Seems like this paper might be of interest/useful in the context of the fastai text augmentation.

EDA: Easy Data Augmentation Techniques for Boosting Performance on Text Classification Tasks

Jason W. Wei, Kai Zou

(Submitted on 31 Jan 2019)

We present EDA: easy data augmentation techniques for boosting performance on text classification tasks. EDA consists of four simple but powerful operations: synonym replacement, random insertion, random swap, and random deletion. On five text classification tasks, we show that EDA improves performance for both convolutional and recurrent neural networks. EDA demonstrates particularly strong results for smaller datasets; on average, across five datasets, training with EDA while using only 50% of the available training set achieved the same accuracy as normal training with all available data. We also performed extensive ablation studies and suggest parameters for practical use.

Oh, looks interesting! I’ll see what we can take of this.


I’m curious how you’re thinking of doing the replacement and swap augmentations… I’m about to do something similar for tabular data (porting a denoising autoencoder from fastai 0.7) and it uses swap noise for the input variables which I originally implemented as a custom dataloader.

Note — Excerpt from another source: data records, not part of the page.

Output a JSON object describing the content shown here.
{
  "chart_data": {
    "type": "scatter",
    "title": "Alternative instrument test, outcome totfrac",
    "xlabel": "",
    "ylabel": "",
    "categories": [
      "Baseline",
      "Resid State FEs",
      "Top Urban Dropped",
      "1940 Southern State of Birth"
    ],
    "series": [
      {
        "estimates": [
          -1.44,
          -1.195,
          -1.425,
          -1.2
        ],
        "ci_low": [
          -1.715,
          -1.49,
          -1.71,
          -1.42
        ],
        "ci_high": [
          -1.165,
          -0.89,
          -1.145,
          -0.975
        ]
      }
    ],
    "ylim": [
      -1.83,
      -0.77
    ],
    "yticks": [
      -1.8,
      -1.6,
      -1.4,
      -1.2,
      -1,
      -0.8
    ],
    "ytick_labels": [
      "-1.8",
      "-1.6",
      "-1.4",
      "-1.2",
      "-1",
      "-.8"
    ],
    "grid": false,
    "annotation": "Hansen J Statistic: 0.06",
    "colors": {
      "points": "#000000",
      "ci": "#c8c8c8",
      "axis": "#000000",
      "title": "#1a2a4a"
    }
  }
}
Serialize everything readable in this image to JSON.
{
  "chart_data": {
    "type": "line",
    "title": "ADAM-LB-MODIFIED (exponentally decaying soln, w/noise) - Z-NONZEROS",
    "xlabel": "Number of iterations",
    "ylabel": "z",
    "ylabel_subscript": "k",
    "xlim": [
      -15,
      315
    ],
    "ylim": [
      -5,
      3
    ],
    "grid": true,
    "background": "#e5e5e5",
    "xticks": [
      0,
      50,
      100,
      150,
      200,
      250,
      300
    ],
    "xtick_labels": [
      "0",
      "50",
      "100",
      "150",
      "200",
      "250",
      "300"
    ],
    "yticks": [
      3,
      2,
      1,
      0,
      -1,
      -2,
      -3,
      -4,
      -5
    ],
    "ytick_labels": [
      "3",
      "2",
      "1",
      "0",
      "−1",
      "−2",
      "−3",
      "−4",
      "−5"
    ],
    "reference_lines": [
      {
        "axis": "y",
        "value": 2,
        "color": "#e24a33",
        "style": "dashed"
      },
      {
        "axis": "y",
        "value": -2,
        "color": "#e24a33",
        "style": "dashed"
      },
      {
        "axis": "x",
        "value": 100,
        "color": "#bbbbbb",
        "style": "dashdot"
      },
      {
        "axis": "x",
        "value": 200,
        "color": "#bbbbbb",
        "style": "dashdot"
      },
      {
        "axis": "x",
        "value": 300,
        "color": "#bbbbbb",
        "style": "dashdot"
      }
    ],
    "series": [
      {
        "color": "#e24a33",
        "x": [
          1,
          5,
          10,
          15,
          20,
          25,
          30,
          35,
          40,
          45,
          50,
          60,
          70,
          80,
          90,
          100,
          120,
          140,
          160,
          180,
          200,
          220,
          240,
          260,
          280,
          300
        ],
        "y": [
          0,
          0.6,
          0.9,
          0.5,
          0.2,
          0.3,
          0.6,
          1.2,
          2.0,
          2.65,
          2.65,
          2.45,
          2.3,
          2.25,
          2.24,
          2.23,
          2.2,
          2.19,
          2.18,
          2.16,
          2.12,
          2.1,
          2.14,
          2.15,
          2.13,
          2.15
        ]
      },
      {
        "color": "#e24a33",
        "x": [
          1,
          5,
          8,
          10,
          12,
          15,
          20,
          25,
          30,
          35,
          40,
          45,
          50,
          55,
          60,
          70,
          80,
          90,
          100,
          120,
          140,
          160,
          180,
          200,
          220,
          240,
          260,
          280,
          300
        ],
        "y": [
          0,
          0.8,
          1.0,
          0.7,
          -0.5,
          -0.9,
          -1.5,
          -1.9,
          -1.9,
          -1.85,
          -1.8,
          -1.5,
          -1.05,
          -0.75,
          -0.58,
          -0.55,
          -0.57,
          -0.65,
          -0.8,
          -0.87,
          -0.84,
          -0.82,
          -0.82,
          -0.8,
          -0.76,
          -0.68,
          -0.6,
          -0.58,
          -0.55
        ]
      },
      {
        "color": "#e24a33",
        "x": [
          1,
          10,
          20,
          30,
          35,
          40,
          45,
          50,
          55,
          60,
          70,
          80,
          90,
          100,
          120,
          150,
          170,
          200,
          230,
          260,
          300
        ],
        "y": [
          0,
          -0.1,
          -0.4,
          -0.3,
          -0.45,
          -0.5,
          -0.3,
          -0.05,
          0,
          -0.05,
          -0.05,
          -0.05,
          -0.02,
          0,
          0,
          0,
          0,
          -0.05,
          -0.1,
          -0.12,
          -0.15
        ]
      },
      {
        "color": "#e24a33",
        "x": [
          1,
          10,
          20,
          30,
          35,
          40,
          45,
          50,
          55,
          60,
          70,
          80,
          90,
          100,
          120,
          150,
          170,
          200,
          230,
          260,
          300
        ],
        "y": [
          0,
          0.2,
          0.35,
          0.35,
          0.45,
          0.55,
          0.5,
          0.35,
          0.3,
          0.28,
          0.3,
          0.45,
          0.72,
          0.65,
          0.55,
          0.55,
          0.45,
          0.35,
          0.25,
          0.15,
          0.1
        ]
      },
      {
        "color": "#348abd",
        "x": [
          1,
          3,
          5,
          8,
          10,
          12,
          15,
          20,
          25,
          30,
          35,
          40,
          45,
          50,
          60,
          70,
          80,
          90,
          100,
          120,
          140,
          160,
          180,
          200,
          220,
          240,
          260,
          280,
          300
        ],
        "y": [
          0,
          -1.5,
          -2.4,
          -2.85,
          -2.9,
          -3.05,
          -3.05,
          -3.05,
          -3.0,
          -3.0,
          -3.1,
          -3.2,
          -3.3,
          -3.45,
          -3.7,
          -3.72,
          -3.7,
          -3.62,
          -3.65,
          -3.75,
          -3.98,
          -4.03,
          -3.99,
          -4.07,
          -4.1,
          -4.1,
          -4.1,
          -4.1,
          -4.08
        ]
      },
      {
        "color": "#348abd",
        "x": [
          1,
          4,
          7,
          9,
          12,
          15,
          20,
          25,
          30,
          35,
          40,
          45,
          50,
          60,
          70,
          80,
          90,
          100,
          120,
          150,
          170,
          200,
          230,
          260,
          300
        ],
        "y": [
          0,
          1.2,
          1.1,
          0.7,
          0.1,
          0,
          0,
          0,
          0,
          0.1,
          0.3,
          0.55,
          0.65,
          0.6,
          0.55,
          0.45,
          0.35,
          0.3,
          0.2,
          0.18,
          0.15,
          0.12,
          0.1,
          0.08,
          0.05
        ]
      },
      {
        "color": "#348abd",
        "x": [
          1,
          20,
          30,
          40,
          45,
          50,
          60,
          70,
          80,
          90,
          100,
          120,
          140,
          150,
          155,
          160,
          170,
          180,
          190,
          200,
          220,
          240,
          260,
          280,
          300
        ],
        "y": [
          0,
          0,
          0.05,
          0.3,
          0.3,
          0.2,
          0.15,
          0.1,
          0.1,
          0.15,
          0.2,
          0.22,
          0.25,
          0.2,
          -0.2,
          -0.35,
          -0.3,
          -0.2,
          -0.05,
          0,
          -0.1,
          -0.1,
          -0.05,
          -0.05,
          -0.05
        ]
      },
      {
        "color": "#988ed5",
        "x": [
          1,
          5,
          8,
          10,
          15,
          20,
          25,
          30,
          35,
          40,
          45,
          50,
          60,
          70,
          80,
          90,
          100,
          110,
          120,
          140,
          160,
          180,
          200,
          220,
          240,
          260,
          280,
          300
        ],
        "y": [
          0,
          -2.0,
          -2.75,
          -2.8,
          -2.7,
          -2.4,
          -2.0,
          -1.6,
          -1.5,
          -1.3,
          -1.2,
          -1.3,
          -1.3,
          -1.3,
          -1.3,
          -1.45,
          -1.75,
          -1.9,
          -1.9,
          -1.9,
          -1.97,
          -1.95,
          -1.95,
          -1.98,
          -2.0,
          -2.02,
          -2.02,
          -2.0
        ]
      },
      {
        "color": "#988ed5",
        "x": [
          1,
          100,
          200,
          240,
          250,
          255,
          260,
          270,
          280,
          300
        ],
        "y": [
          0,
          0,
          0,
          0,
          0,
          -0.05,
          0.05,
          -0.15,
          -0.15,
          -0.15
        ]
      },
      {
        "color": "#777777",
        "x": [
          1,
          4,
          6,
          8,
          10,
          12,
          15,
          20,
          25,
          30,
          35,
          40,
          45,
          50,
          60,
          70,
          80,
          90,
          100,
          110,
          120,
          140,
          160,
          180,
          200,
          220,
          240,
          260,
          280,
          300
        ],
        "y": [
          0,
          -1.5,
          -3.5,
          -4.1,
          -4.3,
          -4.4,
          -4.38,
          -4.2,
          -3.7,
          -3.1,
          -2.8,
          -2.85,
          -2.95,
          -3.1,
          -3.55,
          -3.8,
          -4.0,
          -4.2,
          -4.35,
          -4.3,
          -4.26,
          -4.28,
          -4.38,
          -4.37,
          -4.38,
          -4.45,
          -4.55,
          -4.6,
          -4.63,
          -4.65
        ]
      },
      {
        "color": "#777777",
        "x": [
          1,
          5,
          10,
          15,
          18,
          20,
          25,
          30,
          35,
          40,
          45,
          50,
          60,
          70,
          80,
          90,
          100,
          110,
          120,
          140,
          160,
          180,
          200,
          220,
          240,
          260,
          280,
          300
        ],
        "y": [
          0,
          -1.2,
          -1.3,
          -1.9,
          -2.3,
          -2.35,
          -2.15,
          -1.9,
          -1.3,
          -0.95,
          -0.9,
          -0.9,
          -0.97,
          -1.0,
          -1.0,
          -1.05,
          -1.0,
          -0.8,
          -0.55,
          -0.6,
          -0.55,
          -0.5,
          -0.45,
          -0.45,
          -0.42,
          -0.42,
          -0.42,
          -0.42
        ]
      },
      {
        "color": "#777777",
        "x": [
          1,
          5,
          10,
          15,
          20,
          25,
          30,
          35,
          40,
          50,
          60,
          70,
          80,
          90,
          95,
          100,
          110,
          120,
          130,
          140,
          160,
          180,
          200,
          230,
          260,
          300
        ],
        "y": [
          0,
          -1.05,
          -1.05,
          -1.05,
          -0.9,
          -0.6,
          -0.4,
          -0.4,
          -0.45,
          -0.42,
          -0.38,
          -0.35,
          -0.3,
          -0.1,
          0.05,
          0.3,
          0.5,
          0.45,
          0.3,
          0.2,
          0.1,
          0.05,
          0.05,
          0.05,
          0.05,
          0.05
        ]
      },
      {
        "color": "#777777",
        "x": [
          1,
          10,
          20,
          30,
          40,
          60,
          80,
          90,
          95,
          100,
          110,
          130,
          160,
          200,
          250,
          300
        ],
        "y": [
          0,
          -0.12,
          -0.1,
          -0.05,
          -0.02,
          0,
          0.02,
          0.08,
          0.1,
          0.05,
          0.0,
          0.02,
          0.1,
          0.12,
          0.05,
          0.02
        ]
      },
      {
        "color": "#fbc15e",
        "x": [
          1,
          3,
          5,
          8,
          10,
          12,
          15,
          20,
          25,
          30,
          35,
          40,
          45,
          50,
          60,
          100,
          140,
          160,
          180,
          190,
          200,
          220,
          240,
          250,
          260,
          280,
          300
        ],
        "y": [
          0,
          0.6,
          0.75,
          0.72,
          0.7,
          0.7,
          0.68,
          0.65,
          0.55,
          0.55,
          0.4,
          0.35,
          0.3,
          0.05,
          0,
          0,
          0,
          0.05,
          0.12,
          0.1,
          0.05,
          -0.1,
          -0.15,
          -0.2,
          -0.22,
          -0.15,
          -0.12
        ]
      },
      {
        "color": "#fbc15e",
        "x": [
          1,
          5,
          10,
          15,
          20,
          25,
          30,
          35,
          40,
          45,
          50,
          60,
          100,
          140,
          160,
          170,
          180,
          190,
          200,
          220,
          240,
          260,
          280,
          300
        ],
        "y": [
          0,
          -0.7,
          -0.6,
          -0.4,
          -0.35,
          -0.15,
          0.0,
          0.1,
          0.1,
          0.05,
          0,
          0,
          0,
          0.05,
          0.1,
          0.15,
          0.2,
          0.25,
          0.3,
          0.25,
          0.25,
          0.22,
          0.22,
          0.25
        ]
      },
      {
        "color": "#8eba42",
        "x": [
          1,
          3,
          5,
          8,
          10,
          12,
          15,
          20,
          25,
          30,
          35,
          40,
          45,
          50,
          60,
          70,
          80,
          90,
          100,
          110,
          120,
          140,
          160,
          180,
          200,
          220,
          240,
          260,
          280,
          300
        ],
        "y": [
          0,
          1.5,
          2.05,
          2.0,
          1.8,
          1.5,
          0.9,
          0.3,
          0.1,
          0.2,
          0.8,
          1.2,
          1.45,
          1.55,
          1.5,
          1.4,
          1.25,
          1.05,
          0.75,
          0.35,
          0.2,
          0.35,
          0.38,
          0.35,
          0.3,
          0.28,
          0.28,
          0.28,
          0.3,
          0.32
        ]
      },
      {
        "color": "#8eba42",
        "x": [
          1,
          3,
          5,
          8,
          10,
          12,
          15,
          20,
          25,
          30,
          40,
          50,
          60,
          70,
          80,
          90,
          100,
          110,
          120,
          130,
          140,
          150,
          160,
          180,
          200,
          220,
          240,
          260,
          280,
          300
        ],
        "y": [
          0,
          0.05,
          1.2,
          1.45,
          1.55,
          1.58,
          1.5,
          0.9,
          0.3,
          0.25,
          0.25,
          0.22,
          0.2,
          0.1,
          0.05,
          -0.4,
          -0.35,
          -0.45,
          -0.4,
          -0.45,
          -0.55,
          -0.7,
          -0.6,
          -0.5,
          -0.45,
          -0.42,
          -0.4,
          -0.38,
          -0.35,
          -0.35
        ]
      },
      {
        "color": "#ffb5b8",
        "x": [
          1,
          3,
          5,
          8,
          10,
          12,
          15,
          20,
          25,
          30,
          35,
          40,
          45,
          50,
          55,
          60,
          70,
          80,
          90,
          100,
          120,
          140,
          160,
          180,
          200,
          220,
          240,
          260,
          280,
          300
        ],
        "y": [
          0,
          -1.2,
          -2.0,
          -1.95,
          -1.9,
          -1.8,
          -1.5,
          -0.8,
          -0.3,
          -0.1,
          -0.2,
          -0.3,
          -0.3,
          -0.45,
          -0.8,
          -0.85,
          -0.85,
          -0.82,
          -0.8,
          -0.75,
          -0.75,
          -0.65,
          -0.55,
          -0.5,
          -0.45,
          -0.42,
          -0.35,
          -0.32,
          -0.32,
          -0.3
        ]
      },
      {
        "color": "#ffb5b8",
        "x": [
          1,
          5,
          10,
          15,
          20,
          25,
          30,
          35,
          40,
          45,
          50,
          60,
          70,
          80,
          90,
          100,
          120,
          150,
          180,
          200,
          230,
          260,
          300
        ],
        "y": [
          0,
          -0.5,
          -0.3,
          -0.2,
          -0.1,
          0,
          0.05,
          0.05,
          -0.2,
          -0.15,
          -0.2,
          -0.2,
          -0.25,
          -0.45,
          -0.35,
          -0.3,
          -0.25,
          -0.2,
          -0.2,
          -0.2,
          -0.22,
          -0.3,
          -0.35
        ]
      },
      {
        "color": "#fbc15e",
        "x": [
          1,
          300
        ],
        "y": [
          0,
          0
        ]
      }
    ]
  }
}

In my initial look at transforms I got the sense they’re designed to act on a single input and don’t have a sense of the set of inputs or of the other items in the batch. I’m thinking of integrating it into the model instead by swapping from within the batch, which I think will be a lot more efficient than doing it in the dataloader, but I definitely am interested in your perspective as I hope to eventually add it to the fastai codebase.